Ce texte est la fin de celui qui précédait.
“Mon cher, j’ai fait venir l’évêque en charge de ce couvent de dominicains qui nous cause les difficultés que vous savez. Il sera là à la demie de six heures. En attendant, vous allez faire venir cette relation qui vous attend sous les arcades des procuraties vecchie.” Le Doge souriait. Il savait par les rapports de police que Cristina n’oeuvrait pas au ponte delle Tette - le pont des Seins - où ses consoeurs attiraient le client en exhibant leurs mamelons. On considérait qu’elles faisaient oeuvre utile, ceux qui ne parvenaient pas à s’écarter de la tentation sodomite, dénoncés après une confidence à leur médecin, leur barbier, leur coiffeur ou un marin de passage étaient jugés chaque semaine par un collège de confrères députés, pendus non loin de la Piazzetta. Pour finir, on brûlait les cadavres.

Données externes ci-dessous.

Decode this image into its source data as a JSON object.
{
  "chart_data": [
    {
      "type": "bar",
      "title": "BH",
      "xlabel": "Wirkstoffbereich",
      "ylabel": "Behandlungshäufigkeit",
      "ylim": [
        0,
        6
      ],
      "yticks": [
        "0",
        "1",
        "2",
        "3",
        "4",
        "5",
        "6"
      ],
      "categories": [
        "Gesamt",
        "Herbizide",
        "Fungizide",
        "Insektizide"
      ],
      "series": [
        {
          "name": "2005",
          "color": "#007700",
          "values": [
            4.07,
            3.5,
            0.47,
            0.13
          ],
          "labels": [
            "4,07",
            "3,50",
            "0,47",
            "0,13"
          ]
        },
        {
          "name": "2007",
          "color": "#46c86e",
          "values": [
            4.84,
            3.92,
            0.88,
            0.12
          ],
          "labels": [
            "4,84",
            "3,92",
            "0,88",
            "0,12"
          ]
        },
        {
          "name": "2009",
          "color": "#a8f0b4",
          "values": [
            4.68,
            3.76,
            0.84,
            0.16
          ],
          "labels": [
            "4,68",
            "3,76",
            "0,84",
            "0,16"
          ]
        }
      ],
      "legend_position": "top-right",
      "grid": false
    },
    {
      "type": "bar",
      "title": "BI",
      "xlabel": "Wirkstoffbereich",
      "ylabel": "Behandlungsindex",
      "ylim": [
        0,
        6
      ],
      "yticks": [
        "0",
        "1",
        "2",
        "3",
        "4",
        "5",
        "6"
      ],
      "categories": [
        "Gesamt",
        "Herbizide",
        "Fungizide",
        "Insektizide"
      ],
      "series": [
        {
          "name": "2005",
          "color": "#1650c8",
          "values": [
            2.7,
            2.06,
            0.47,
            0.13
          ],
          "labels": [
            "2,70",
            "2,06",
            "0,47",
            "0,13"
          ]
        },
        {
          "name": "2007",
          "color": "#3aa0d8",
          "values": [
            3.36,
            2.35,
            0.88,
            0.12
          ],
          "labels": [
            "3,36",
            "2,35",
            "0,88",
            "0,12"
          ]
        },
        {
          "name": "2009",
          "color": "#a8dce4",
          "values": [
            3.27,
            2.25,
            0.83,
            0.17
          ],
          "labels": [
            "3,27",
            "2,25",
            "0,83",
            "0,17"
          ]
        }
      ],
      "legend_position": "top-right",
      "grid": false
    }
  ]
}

Cristina ne portait pas le foulard qui était imposé à sa corporation. Une parmi dix mille, elle était différente. Etait-ce elle qui se voulait meretrix et moi qui la voyait en courtisane ? Elle m’avait accompagné jusque dans l’antichambre. J’obéis à la consigne du Doge et la giflai violemment. Je la pris ensuite dans mes bras pour tenter de la consoler. Une longue mèche rousse lui barrait le visage, une larme accusatrice coulait lentement. Un garde la fit entrer devant Gritti qui lui demanda de témoigner avec la plus grande sincérité, que le salut de ceux qu’elle aimait dépendait d’elle. L’évêque fut introduit à son tour ainsi que le frère prédicateur de Santo Stefano. Je regretterai plus tard de ne pas avoir noté exactement la manière dont le Doge conduisit l’affaire, lequel ne posa guère de questions à Cristina. “Avait-t-elle une relation vénale suivie avec l’homme qu’elle savait ?” Cristina hocha la tête. “Avait-il exercé une violence quelconque à son égard ?” Cristina ouvrit grand ses yeux. Son “oui” retentit comme un aveu douloureux dont personne ne pouvait expliquer la cause. Le Doge fit signe au garde de la faire sortir. Sans même interroger directement le membre de la congrégation de St Augustin, il se tourna vers l’évêque et lui demanda de comprendre en de telles circonstances la sévérité du Palais.
On ne lui réserva pas le traitement infligé au luganeghèr Biagio Cargnio, un pauvre charcutier soupçonné de confectionner ses ragoûts avec la chair des enfants de San Simeone, lesquels disparaissaient sans que l’on comprenne comment. Attaché à la queue d’un cheval, traîné à terre jusqu’à la prison, torturé à la tenaille en chemin, le bourreau n'eut plus qu'à le couper en tranches. L'histoire s'était produite au début du siècle et on n’en trouvait tout le sel que lorsque l’on savait que le criminel avait été dénoncé par un bout de doigt d’enfant qu’un client avait trouvé au fond de son écuelle. Une écuelle remplie de ce ragoût que lui avait vendu Biagio.
Le prédicateur fut exécuté par noyade dans la lagune. Son collègue frère mineur prit sur ordre de son évêque un navire pour la presqu’île de Morée. Restait le problème de frère Lovato. Les événements l’avaient rendu particulièrement méditatif. Il refusait de monter en chaire, n’exprimait plus que des opinions confuses et professait une horreur de l’élément liquide qu’on avait peine à comprendre de la part d’un adepte du dogme de transubstanciation.
Restait à calmer le Grand Conseil. Il fut proposé à chaque membre qui souhaitait faire connaître son opinion de verser la somme de dix mille ducats. On paya pour être d'accord avec la beauté telle que la concevait le dignitaire occupant le Palais. Le Doge reversa la somme à l’évêché, à charge pour lui d’édifier une église, ce qui fut fait avec San Francesco della Vigna.
Sansovino acheva ses statues. Il ne fut donné qu’à quelques privilégiés de les envisager de dos. La construction de San Francesco della Vigna fut confié à l’artiste et architecte. Le Doge Gritti obtint qu’on y place son tombeau contre le paiement d’une somme de mille ducats.
Cristina se piqua de poésie sans atteindre le prestige d’une Veronica Franco. Quelques années plus tard, je couvris ma tête de ce joli petit bonnet à pointe rouge : le corno m’allait bien, avec Cristina et Gritti, j'avais appris ce que c'était qu'être gouverné.